Sixteen-year-old Jacob has grown up listening to the tall tales of his grandfather Abe, colorful stories of a mysterious island, "peculiar" children, and monsters. Though entertained and fascinated by these stories, Jacob never truly believed them, not even when his grandfather would show him old (and clearly fake, he thinks) pictures of invisible boys and floating girls. But when Abe dies under mysterious circumstances and Jacob sees a creature near Abe's body that seems to have come right out of one of his stories, he starts to wonder if maybe they weren't fabrications after all. Convincing his father to take him to the little island off the coast of Wales where Abe grew up, Jacob finds the old, empty, bombed-out house from his grandfather's stories, as well as more old photographs that seem to prove Abe wasn't lying about his supernaturally powerful friends. Also proving Abe wasn't lying? The children themselves, who haven't aged for over seventy years, and their caretaker, Miss Peregrine, all hidden away from their monstrous enemies in a pocket outside of time. Unfortunately, by coming to the island Jacob may have accidentally led the monsters right to them.

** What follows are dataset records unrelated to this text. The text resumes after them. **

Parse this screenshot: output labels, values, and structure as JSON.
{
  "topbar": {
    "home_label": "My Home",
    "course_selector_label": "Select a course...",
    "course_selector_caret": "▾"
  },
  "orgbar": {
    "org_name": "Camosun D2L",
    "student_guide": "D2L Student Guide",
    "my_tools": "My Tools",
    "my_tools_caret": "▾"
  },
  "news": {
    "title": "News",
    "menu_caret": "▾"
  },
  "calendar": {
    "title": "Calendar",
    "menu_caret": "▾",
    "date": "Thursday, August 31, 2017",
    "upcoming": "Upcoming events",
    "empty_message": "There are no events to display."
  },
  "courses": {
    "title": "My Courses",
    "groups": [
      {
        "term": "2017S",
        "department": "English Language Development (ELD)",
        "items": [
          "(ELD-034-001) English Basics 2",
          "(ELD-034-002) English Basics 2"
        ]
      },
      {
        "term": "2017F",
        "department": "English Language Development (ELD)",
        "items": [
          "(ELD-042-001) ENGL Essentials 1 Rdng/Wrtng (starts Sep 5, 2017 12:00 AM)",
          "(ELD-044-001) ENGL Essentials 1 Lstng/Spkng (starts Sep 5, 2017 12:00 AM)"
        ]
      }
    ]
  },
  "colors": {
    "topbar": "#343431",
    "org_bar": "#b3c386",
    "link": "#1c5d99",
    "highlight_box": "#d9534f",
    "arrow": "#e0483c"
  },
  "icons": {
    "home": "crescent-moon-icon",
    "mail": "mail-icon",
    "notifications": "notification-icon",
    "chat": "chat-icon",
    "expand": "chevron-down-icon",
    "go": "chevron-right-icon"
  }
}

Peregrine is an extremely fun read for anyone who enjoys fantasy and horror. It's also exceptionally well written. Riggs cut his teeth as a travel writer and filmmaker, but with the exception of a few places in the novel where the prose was clearly dumbed down for younger readers (the book is intended for ages 13 and up), you'd think Riggs had been publishing novels for years now. As great as the story and its characters are, though, half the fun of the novel is in the "peculiar" photographs reprinted throughout the book: a scrawny boy effortlessly lifting a massive boulder, a man with a mouth in the back of his head, and other human oddities. Riggs claims the photos were all found in flea markets and yard sales and that almost all of them are unaltered for the book. While I have my doubts about that, the photographs add a wonderful extra dimension to the story--though Riggs' narration becomes slightly ham-handed every time he segues into mentions of the photographs when simply including the photo would have sufficed. By the tenth time you read, "I remembered the photo from Miss Peregrine's book," you'll wish Riggs had trusted a little more that his readers would grow to accept the presence of the photographs in the text.
Riggs ends the novel on a note that clearly signals more adventures to come. I was very happy to hear that, because I'd love to spend more time with these characters and the world they inhabit. Miss Peregrine's Home for Peculiar Children is one of the most creative books I've read in a while, and one of the best novels I've read this year.